Langganan Olimpiade Sains, Kuliahnya Animasi...

11 Maret 2022   10:39 Diperbarui: 16 Maret 2022   02:14 1476
+
Laporkan Konten
Laporkan Akun
Kompasiana adalah platform blog. Konten ini menjadi tanggung jawab bloger dan tidak mewakili pandangan redaksi Kompas.
Lihat foto
Salah satu gambar karya anak saya (dokumentasi pribadi)

Sejak duduk di bangku SD hingga SMP, si bocahku terhitung pandai untuk ilmu sains. Malah langganan dikirim sekolah untuk mengikuti ajang olimpiade sains mulai dari IPA sampai matematika.
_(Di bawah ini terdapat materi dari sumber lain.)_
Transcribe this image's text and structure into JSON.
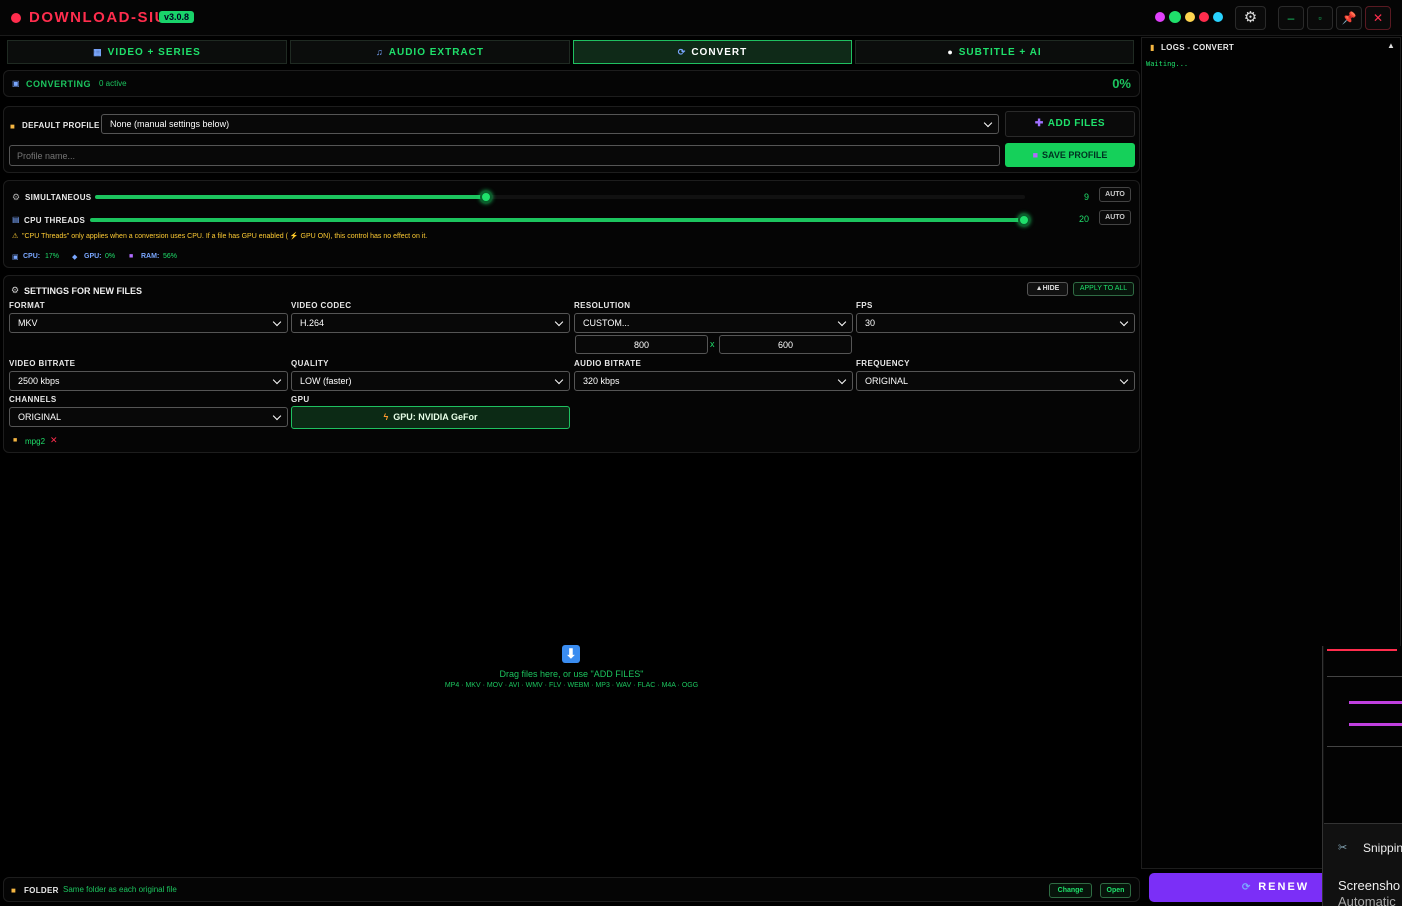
{
  "app": {
    "title": "DOWNLOAD-SIU",
    "version": "v3.0.8"
  },
  "theme": {
    "accent": "#1fe06b",
    "brand": "#ff2d4d",
    "renew": "#7b2ff7",
    "dots": [
      "#e040fb",
      "#1fe06b",
      "#ffd54f",
      "#ff2d4d",
      "#29d3ff"
    ]
  },
  "window_controls": {
    "settings_icon": "gear-icon",
    "minimize": "minimize-icon",
    "maximize": "maximize-icon",
    "pin": "pin-icon",
    "close": "close-icon"
  },
  "tabs": [
    {
      "label": "VIDEO + SERIES",
      "icon": "film-icon"
    },
    {
      "label": "AUDIO EXTRACT",
      "icon": "music-icon"
    },
    {
      "label": "CONVERT",
      "icon": "convert-icon",
      "active": true
    },
    {
      "label": "SUBTITLE + AI",
      "icon": "chat-icon"
    }
  ],
  "status": {
    "label": "CONVERTING",
    "active": "0 active",
    "percent": "0%"
  },
  "profile": {
    "label": "DEFAULT PROFILE",
    "selected": "None (manual settings below)",
    "add_files": "ADD FILES",
    "name_placeholder": "Profile name...",
    "save": "SAVE PROFILE"
  },
  "resources": {
    "simultaneous": {
      "label": "SIMULTANEOUS",
      "value": "9",
      "level": 0.42,
      "auto": "AUTO"
    },
    "cpu_threads": {
      "label": "CPU THREADS",
      "value": "20",
      "level": 1.0,
      "auto": "AUTO"
    },
    "warning": "\"CPU Threads\" only applies when a conversion uses CPU. If a file has GPU enabled ( ⚡ GPU ON), this control has no effect on it.",
    "cpu": {
      "label": "CPU:",
      "value": "17%"
    },
    "gpu": {
      "label": "GPU:",
      "value": "0%"
    },
    "ram": {
      "label": "RAM:",
      "value": "56%"
    }
  },
  "settings": {
    "title": "SETTINGS FOR NEW FILES",
    "hide": "HIDE",
    "apply_all": "APPLY TO ALL",
    "format": {
      "label": "FORMAT",
      "value": "MKV"
    },
    "video_codec": {
      "label": "VIDEO CODEC",
      "value": "H.264"
    },
    "resolution": {
      "label": "RESOLUTION",
      "value": "CUSTOM...",
      "width": "800",
      "height": "600",
      "separator": "x"
    },
    "fps": {
      "label": "FPS",
      "value": "30"
    },
    "video_bitrate": {
      "label": "VIDEO BITRATE",
      "value": "2500 kbps"
    },
    "quality": {
      "label": "QUALITY",
      "value": "LOW (faster)"
    },
    "audio_bitrate": {
      "label": "AUDIO BITRATE",
      "value": "320 kbps"
    },
    "frequency": {
      "label": "FREQUENCY",
      "value": "ORIGINAL"
    },
    "channels": {
      "label": "CHANNELS",
      "value": "ORIGINAL"
    },
    "gpu": {
      "label": "GPU",
      "value": "GPU: NVIDIA GeFor"
    },
    "tag": "mpg2"
  },
  "dropzone": {
    "text": "Drag files here, or use \"ADD FILES\"",
    "formats": "MP4 · MKV · MOV · AVI · WMV · FLV · WEBM · MP3 · WAV · FLAC · M4A · OGG"
  },
  "folder": {
    "label": "FOLDER",
    "value": "Same folder as each original file",
    "change": "Change",
    "open": "Open"
  },
  "logs": {
    "title": "LOGS - CONVERT",
    "text": "Waiting..."
  },
  "renew": "RENEW",
  "snipping": {
    "title": "Snippin",
    "body1": "Screensho",
    "body2": "Automatic"
  }
}
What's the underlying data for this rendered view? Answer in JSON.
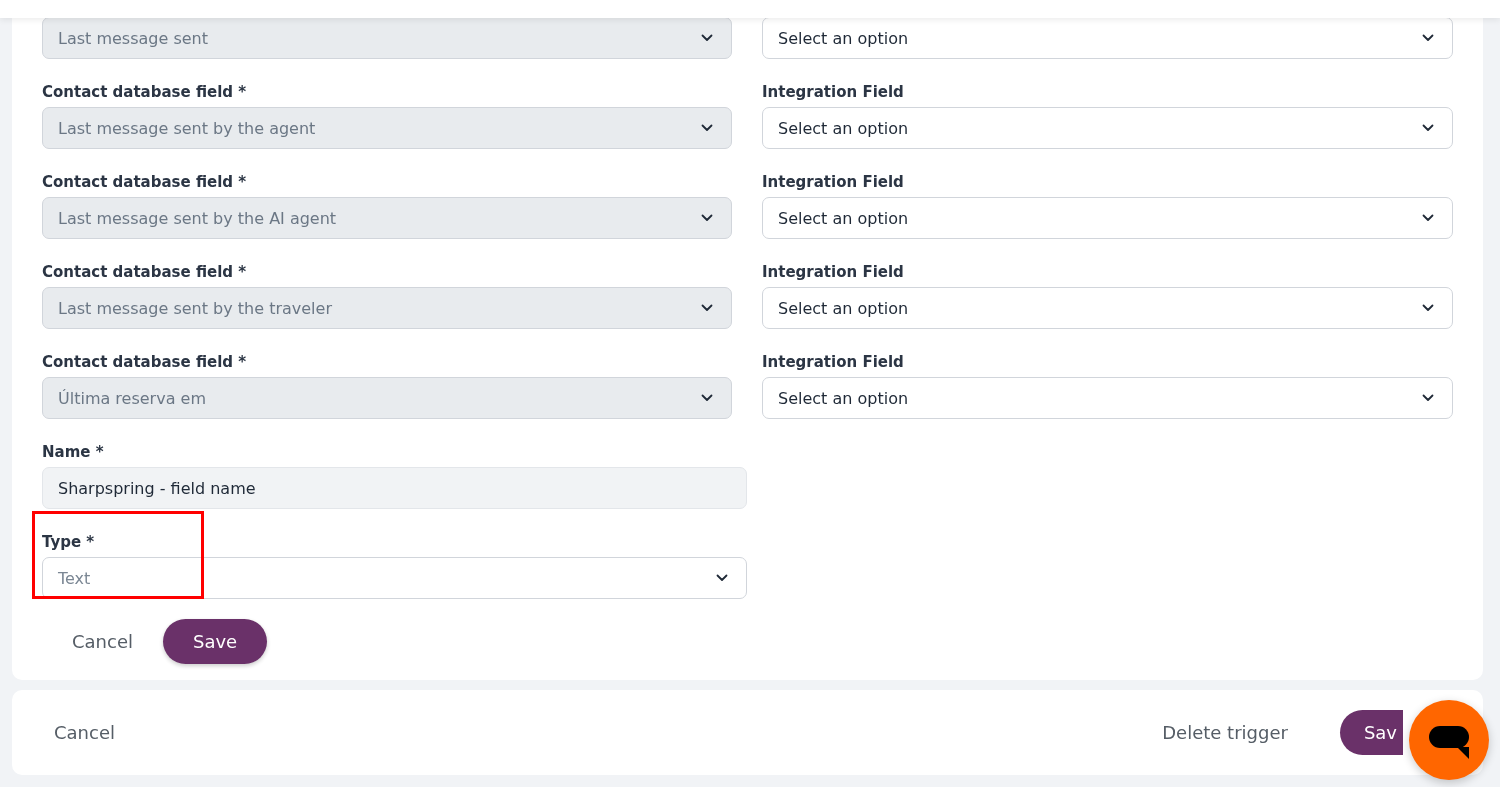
{
  "mappings": [
    {
      "contact_field": {
        "value": "Last message sent",
        "disabled": true
      },
      "integration_field": {
        "placeholder": "Select an option",
        "disabled": false
      }
    },
    {
      "contact_field": {
        "label": "Contact database field *",
        "value": "Last message sent by the agent",
        "disabled": true
      },
      "integration_field": {
        "label": "Integration Field",
        "placeholder": "Select an option",
        "disabled": false
      }
    },
    {
      "contact_field": {
        "label": "Contact database field *",
        "value": "Last message sent by the AI agent",
        "disabled": true
      },
      "integration_field": {
        "label": "Integration Field",
        "placeholder": "Select an option",
        "disabled": false
      }
    },
    {
      "contact_field": {
        "label": "Contact database field *",
        "value": "Last message sent by the traveler",
        "disabled": true
      },
      "integration_field": {
        "label": "Integration Field",
        "placeholder": "Select an option",
        "disabled": false
      }
    },
    {
      "contact_field": {
        "label": "Contact database field *",
        "value": "Última reserva em",
        "disabled": true
      },
      "integration_field": {
        "label": "Integration Field",
        "placeholder": "Select an option",
        "disabled": false
      }
    }
  ],
  "name_field": {
    "label": "Name *",
    "value": "Sharpspring - field name"
  },
  "type_field": {
    "label": "Type *",
    "placeholder": "Text",
    "highlighted": true
  },
  "form_buttons": [
    {
      "label": "Cancel",
      "kind": "plain"
    },
    {
      "label": "Save",
      "kind": "primary"
    }
  ],
  "footer": {
    "buttons": [
      {
        "label": "Cancel",
        "kind": "plain"
      },
      {
        "label": "Delete trigger",
        "kind": "plain"
      },
      {
        "label": "Sav",
        "kind": "primary"
      }
    ]
  }
}
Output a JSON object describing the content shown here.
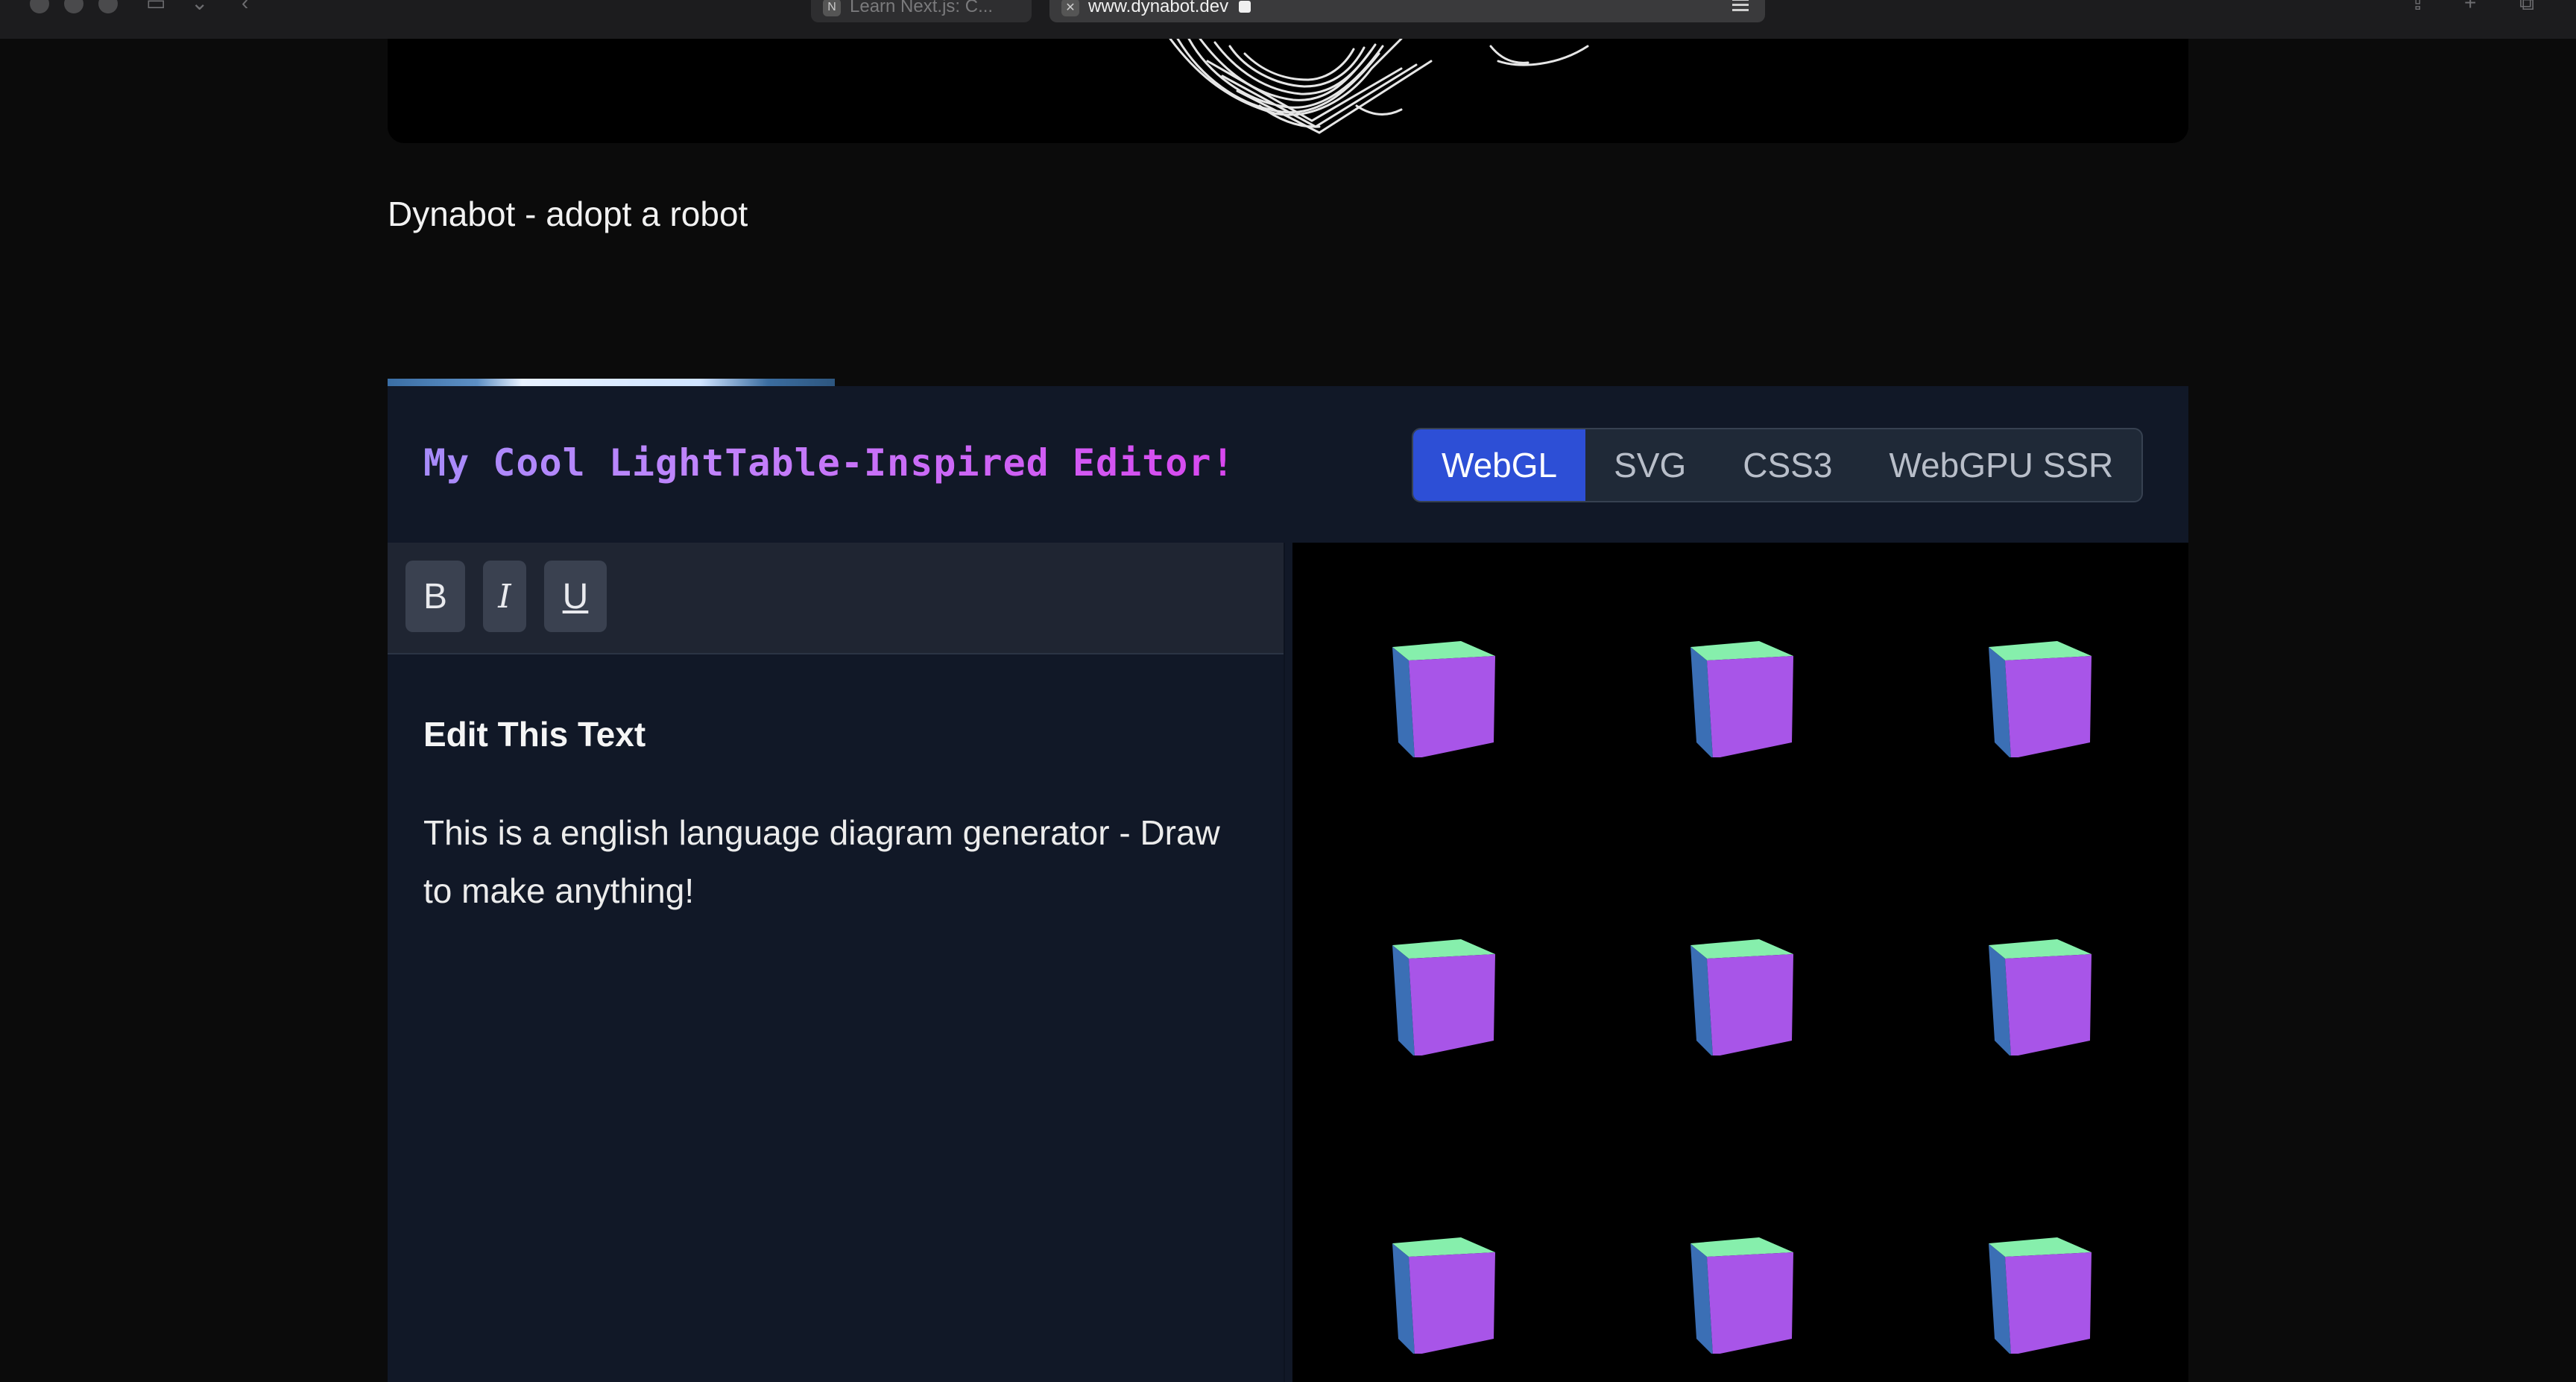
{
  "browser": {
    "tabs": [
      {
        "title": "Learn Next.js: C...",
        "favicon": "next-logo-icon",
        "active": false
      },
      {
        "title": "www.dynabot.dev",
        "favicon": "site-icon",
        "active": true
      }
    ]
  },
  "page": {
    "tagline": "Dynabot - adopt a robot"
  },
  "editor": {
    "title": "My Cool LightTable-Inspired Editor!",
    "modes": [
      "WebGL",
      "SVG",
      "CSS3",
      "WebGPU SSR"
    ],
    "active_mode": "WebGL",
    "toolbar": {
      "bold": "B",
      "italic": "I",
      "underline": "U"
    },
    "document": {
      "heading": "Edit This Text",
      "body": "This is a english language diagram generator - Draw to make anything!"
    },
    "canvas": {
      "cube_rows": 3,
      "cube_cols": 3,
      "colors": {
        "front": "#a855e8",
        "top": "#86efac",
        "side": "#3b6fb5"
      }
    }
  },
  "colors": {
    "accent": "#2d4fd6",
    "background": "#0b0b0b",
    "panel": "#111827"
  }
}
Bahkan pernah juga lolos dua level kompetisi Bahasa Inggris tingkat SMP di Kota Jakarta Selatan. 

Segudang prestasi tersebut mengantar si bocah mendapatkan beasiswa dari perusahaan tempat saya bekerja. Beasiswa diseleksi atas dasar kemampuan dan prestasi akademik.

Dengan prestasi menonjol di bidang sains, maka ketika masuk SMA, si bocah mantap memilih jurusan IPA. 

Yes, itu pilihan dia, meski berkali-kali saya sebagai ibunya menanyakan apakah sudah mantap dengan pilihan jurusannya.

Dia beralasan ingin melanjutkan studi ke jurusan arsitektur. Entah apa menariknya. Kalau saya sebagai ibu, macam orang-orang zaman old, kebanyakan maunya ya si bocah jadi dokter. Mau dokter umum, dokter gigi atau dokter hewan sekalipun. Maafkanlah...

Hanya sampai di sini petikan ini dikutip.